View Full Version : Books with Christian themes in them?



Ivonia
11-12-2005, 10:51 AM
What are some books that you know of which has Christian virtues in them, but doesn't exactly fall under "christian literature"?

One of my works in progress has some heavy Christian themes in it (such as "love thy enemy"), but the book is fantasy in nature. I guess you could say I'm trying to write a book that shows Christian virtues without blatantly expressing them outright (or "preaching" I suppose is a more appropiate term).

I've heard someone say that Chronicles of Narnia is sort of an example of this (is it? I haven't read the books yet), but what other books do you know of? I want to read them and see how the authors handled those issues, so I can get an idea of how to do it (or else come up with something entirely new, so as to not look like I'm a worthless hack who just stole someone else's idea).

Sorry if I'm sounding kind of vague. I have some big plot twists involving some spiritual aspects (the story is in a fictional futuristic world, but I'm trying to write it in such a way that people will connect and relate with them anyway), and I wanted to see how others have done it.

Gravity
11-12-2005, 04:02 PM
Ivonia...it may sound crazy, but check out any of Dean Koontz's stuff from the last five years or so, such as One Door Away From Heaven, The Face, Hideaway, Life Expectancy, or The Taking.
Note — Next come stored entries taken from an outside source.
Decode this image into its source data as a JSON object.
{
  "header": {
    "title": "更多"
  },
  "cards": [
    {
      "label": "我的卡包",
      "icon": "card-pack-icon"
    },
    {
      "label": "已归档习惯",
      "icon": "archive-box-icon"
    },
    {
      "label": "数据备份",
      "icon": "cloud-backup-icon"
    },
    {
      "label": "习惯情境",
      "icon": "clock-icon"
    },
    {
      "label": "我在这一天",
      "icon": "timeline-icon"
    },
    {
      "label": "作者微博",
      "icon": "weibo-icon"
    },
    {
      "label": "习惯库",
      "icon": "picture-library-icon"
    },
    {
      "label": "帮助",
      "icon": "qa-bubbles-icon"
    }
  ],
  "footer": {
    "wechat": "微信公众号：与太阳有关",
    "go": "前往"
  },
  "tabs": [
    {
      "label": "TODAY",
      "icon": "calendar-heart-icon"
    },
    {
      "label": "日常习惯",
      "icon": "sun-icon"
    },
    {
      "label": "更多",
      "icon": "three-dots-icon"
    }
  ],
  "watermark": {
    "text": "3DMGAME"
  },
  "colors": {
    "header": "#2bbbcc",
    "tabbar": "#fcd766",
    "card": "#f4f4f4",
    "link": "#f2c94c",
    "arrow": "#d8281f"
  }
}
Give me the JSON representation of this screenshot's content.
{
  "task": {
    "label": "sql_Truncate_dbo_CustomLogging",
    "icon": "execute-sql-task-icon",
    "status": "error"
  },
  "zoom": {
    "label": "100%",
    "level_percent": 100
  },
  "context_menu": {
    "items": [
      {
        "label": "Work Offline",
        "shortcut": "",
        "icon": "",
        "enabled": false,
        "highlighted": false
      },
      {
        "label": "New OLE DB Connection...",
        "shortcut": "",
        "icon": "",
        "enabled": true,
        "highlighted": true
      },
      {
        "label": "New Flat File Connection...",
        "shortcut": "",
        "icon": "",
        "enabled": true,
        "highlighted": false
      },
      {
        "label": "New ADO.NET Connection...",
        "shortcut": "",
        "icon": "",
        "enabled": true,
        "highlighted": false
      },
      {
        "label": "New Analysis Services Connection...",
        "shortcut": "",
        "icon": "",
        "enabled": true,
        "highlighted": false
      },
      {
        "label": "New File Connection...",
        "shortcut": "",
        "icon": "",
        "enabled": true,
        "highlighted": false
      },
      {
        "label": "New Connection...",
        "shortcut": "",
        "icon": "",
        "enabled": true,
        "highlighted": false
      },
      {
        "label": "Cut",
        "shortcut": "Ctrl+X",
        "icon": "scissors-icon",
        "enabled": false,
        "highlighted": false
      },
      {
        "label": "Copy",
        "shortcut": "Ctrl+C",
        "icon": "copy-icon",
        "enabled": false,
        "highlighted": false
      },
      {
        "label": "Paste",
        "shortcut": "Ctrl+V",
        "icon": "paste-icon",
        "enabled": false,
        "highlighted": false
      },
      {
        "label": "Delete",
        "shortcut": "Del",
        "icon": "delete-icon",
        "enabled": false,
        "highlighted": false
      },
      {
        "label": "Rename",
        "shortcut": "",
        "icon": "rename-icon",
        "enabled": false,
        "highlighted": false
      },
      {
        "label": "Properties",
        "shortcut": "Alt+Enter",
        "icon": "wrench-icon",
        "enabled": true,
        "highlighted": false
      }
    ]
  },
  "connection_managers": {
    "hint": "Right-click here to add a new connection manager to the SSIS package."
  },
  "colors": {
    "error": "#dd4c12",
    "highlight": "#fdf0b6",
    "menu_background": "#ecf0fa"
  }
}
He gets away with stuff that would never fly in the CBA. In my opinion, if that guy isn't a believer, I'll eat my hat.

John

Pat~
11-12-2005, 05:52 PM
And if you're a fantasy writer, you really ought to read Narnia. Lewis didn't write these with the purpose of trying to write Christian allegory. (They were originally stories told to nieces and nephews.) But all the themes are there, and expertly so.

Cheryll
11-13-2005, 05:09 PM
Ivonia...it may sound crazy, but check out any of Dean Koontz's stuff from the last five years or so, such as One Door Away From Heaven, The Face, Hideaway, Life Expectancy, or The Taking. He gets away with stuff that would never fly in the CBA. In my opinion, if that guy isn't a believer, I'll eat my hat.

John

I completely agree with you, John.

Cheryll

Robin Bayne
12-04-2005, 11:30 PM
The Lord of the Rings Trilogy.

fallenangelwriter
12-05-2005, 06:08 AM
first of all, not all chrisitan virtues are uniquely chrisitan. "love thy enemy" can be a part of a purely secular philosophy.
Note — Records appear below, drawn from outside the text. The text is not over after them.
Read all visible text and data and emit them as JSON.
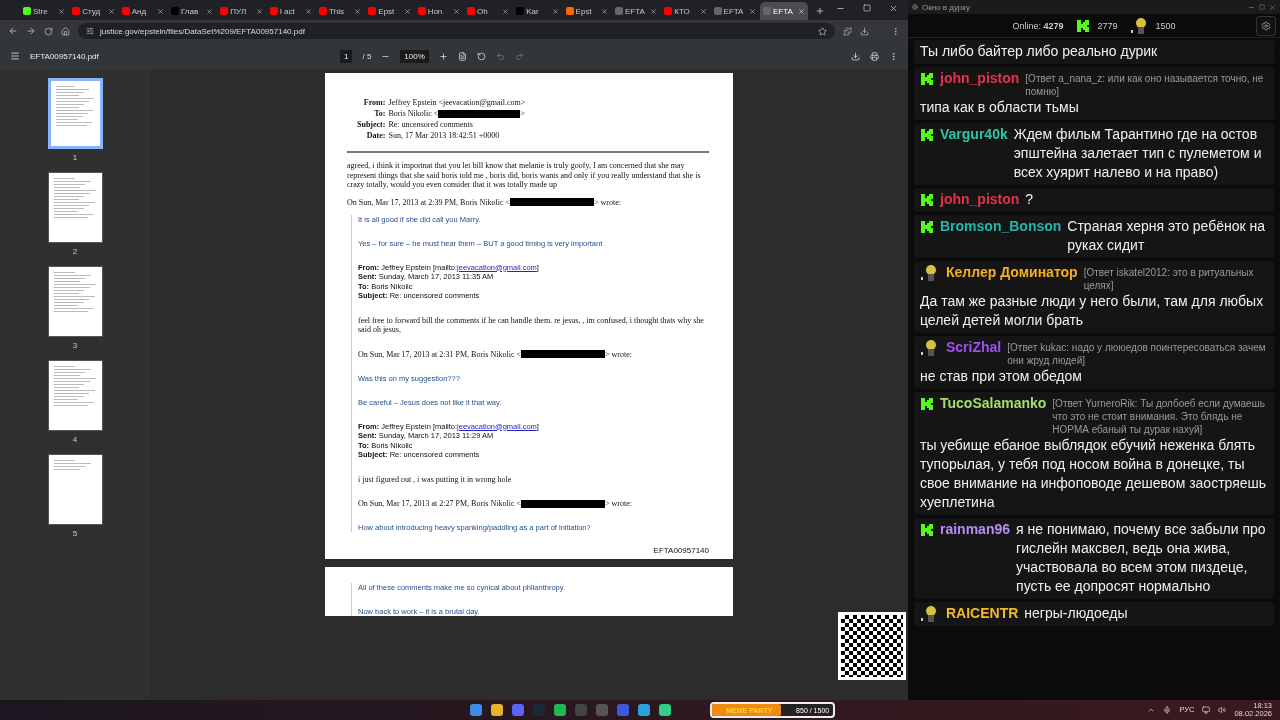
{
  "browser": {
    "tabs": [
      {
        "label": "Stre",
        "kind": "kick",
        "selected": false
      },
      {
        "label": "Студ",
        "kind": "youtube",
        "selected": false
      },
      {
        "label": "Анд",
        "kind": "youtube",
        "selected": false
      },
      {
        "label": "Глав",
        "kind": "x",
        "selected": false
      },
      {
        "label": "ПУЛ",
        "kind": "youtube",
        "selected": false
      },
      {
        "label": "I act",
        "kind": "youtube",
        "selected": false
      },
      {
        "label": "This",
        "kind": "youtube",
        "selected": false
      },
      {
        "label": "Epst",
        "kind": "youtube",
        "selected": false
      },
      {
        "label": "Hon",
        "kind": "youtube",
        "selected": false
      },
      {
        "label": "Oh",
        "kind": "youtube",
        "selected": false
      },
      {
        "label": "Kar",
        "kind": "x",
        "selected": false
      },
      {
        "label": "Epst",
        "kind": "orange",
        "selected": false
      },
      {
        "label": "EFTA",
        "kind": "web",
        "selected": false
      },
      {
        "label": "КТО",
        "kind": "youtube",
        "selected": false
      },
      {
        "label": "EFTA",
        "kind": "web",
        "selected": false
      },
      {
        "label": "EFTA",
        "kind": "web",
        "selected": true
      }
    ],
    "address": "justice.gov/epstein/files/DataSet%209/EFTA00957140.pdf",
    "pdf_toolbar": {
      "file_name": "EFTA00957140.pdf",
      "page": "1",
      "page_count": "/ 5",
      "zoom": "100%"
    },
    "thumbnails": [
      {
        "label": "1",
        "selected": true
      },
      {
        "label": "2",
        "selected": false
      },
      {
        "label": "3",
        "selected": false
      },
      {
        "label": "4",
        "selected": false
      },
      {
        "label": "5",
        "selected": false
      }
    ],
    "pages": [
      {
        "footer": "EFTA00957140",
        "blocks": [
          {
            "kind": "serif-header",
            "rows": [
              {
                "label": "From:",
                "text": "Jeffrey Epstein <jeevacation@gmail.com>",
                "redacted": false
              },
              {
                "label": "To:",
                "text": "Boris Nikolic <",
                "redacted": true,
                "tail": ">"
              },
              {
                "label": "Subject:",
                "text": "Re: uncensored comments",
                "redacted": false
              },
              {
                "label": "Date:",
                "text": "Sun, 17 Mar 2013 18:42:51 +0000",
                "redacted": false
              }
            ]
          },
          {
            "kind": "rule"
          },
          {
            "kind": "serif",
            "text": "agreed,  i think it importnat that you let bill know that melanie is truly goofy,  I am concerned that she may represent things that she said boris told me , boris did, boris wants and only if you really understand that she is crazy totally, would you even consider that it was totally made up"
          },
          {
            "kind": "wrote",
            "text": "On Sun, Mar 17, 2013 at 2:39 PM, Boris Nikolic <",
            "tail": "> wrote:"
          },
          {
            "kind": "quote",
            "blocks": [
              {
                "kind": "blue",
                "text": "It is all good if she did call you Marry."
              },
              {
                "kind": "blue",
                "text": "Yes – for sure – he must hear them – BUT a good timing is very important"
              },
              {
                "kind": "sans-header",
                "rows": [
                  {
                    "label": "From:",
                    "text": "Jeffrey Epstein [mailto:",
                    "link": "jeevacation@gmail.com",
                    "tail": "]"
                  },
                  {
                    "label": "Sent:",
                    "text": "Sunday, March 17, 2013 11:35 AM"
                  },
                  {
                    "label": "To:",
                    "text": "Boris Nikolic"
                  },
                  {
                    "label": "Subject:",
                    "text": "Re: uncensored comments"
                  }
                ]
              },
              {
                "kind": "serif",
                "text": "feel free to forward bill the comments  if he can handle them.   re jesus,  ,  im confused, i thought thats why she said oh jesus,"
              },
              {
                "kind": "wrote",
                "text": "On Sun, Mar 17, 2013 at 2:31 PM, Boris Nikolic <",
                "tail": "> wrote:"
              },
              {
                "kind": "blue",
                "text": "Was this on my suggestion???"
              },
              {
                "kind": "blue",
                "text": "Be careful – Jesus does not like it that way."
              },
              {
                "kind": "sans-header",
                "rows": [
                  {
                    "label": "From:",
                    "text": "Jeffrey Epstein [mailto:",
                    "link": "jeevacation@gmail.com",
                    "tail": "]"
                  },
                  {
                    "label": "Sent:",
                    "text": "Sunday, March 17, 2013 11:29 AM"
                  },
                  {
                    "label": "To:",
                    "text": "Boris Nikolic"
                  },
                  {
                    "label": "Subject:",
                    "text": "Re: uncensored comments"
                  }
                ]
              },
              {
                "kind": "serif",
                "text": "i just figured out , i was putting it in wrong hole"
              },
              {
                "kind": "wrote",
                "text": "On Sun, Mar 17, 2013 at 2:27 PM, Boris Nikolic <",
                "tail": "> wrote:"
              },
              {
                "kind": "blue",
                "text": "How about introducing heavy spanking/paddling as a part of initiation?"
              }
            ]
          }
        ]
      },
      {
        "blocks": [
          {
            "kind": "quote",
            "blocks": [
              {
                "kind": "blue",
                "text": "All of these comments make me so cynical about philanthropy."
              },
              {
                "kind": "blue",
                "text": "Now back to work – it is a brutal day."
              }
            ]
          }
        ]
      }
    ]
  },
  "chat": {
    "title": "Окно в дурку",
    "online_label": "Online:",
    "online": "4279",
    "kick_count": "2779",
    "avatar_count": "1500",
    "messages": [
      {
        "kind": "plain",
        "text": "Ты либо байтер либо реально дурик"
      },
      {
        "kind": "kick",
        "user": "john_piston",
        "color": "#e8304f",
        "reply": "[Ответ a_nana_z: или как оно называется точно, не помню]",
        "text": "типа как в области тьмы"
      },
      {
        "kind": "kick",
        "user": "Vargur40k",
        "color": "#2ec4a5",
        "text": "Ждем фильм Тарантино где на остов эпштейна залетает тип с пулеметом и всех хуярит налево и на право)"
      },
      {
        "kind": "kick",
        "user": "john_piston",
        "color": "#e8304f",
        "text": "?"
      },
      {
        "kind": "kick",
        "user": "Bromson_Bonson",
        "color": "#22b8ab",
        "text": "Страная херня это ребёнок на руках сидит"
      },
      {
        "kind": "avatar",
        "user": "Келлер Доминатор",
        "color": "#f2b01e",
        "reply": "[Ответ iskatel2012: это в ритуальных целях]",
        "text": "Да там же разные люди у него были, там для любых целей детей могли брать"
      },
      {
        "kind": "avatar",
        "user": "ScriZhal",
        "color": "#a050f0",
        "reply": "[Ответ kukac: надо у лююедов поинтересоваться зачем они жруд людей]",
        "text": "не став при этом обедом"
      },
      {
        "kind": "kick",
        "user": "TucoSalamanko",
        "color": "#9fe070",
        "reply": "[Ответ YurneroRik: Ты долбоеб если думаешь что это не стоит внимания. Это блядь не НОРМА ебаный ты дурак нахуй]",
        "text": "ты уебище ебаное выблядок ебучий неженка блять тупорылая, у тебя под носом война в донецке, ты свое внимание на инфоповоде дешевом заостряешь хуеплетина"
      },
      {
        "kind": "kick",
        "user": "rainman96",
        "color": "#b98cf5",
        "text": "я не понимаю, почему все забыли про гислейн максвел, ведь она жива, участвовала во всем этом пиздеце, пусть ее допросят нормально"
      },
      {
        "kind": "avatar",
        "user": "RAICENTR",
        "color": "#f5b928",
        "text": "негры-людоеды"
      }
    ]
  },
  "meme_party": {
    "title": "MEME PARTY",
    "progress": "850 / 1500",
    "level": 0.57
  },
  "taskbar": {
    "language": "РУС",
    "time": "18:13",
    "date": "08.02.2026"
  }
}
Narnia, however, has not just chrisitan virtues but chrisitan theology in it, as well as references to specific biblical events.

that, to me, is the dividing line between christian fiction and general fiction.

Puddle Jumper
12-05-2005, 08:51 AM
I've heard someone say that Chronicles of Narnia is sort of an example of this (is it? I haven't read the books yet)
Yes, Christian allegory I believe. Jesus takes form in the land of Narnia as a Lion named Aslan, son of the Emperor beyond the sea.

SPOILER ALERT, I'm going to explain how so don't read if you don't want to know.




When the kids enter into the land of Narnia in "The Lion, the Witch, and the Wardrobe," the plot unfolds where Aslan must sacrifice his life to save one of the children who fell into slavery to the White Witch. But then Aslan comes to life again and defeats the White Witch.

All the children from earth who enter Narnia are known as sons of Adam and daughters of Eve. In "The Voyage of the Dawn Treader," they go to the very edge of the sea where one member on the ship sails on past the end of the world into Aslan's country, never to return. Though others also desire to go, they are not yet allowed since it's not their time. As three kids from earth - Edmund & Lucy Pevensieve (sp?) and their cousin Eustuce Scrubb are walking near the end of the world, they come across a lamb. The lamb then transforms into the Lion Aslan who tell Edmund and Lucy that they will never again be allowed back into Narnia and when they despair he tells them that he is also in their world and that they must come to know him by his name there. (Jesus)

Aside from that, the stories are all filled with Christian stories and values told in a fantasy setting in the land of Narnia. You should read them, they're easy reads and each book isn't that long. I've only two more to read, "The Silver Chair," and "The Last Battle."

Betty W01
12-06-2005, 01:26 AM
I just read a book called Kitty and the Midnight Hour, featuring a late night DJ who just happens to be a werewolf. The author asked some interesting moral questions in the context of the fantasy world Kitty lives in that made me wonder where she (he? - can't remember) was coming from. I'm looking forward to seeing how the character develops in the next book, Kitty Goes to Washington. Has anyone else read this book? What do you think?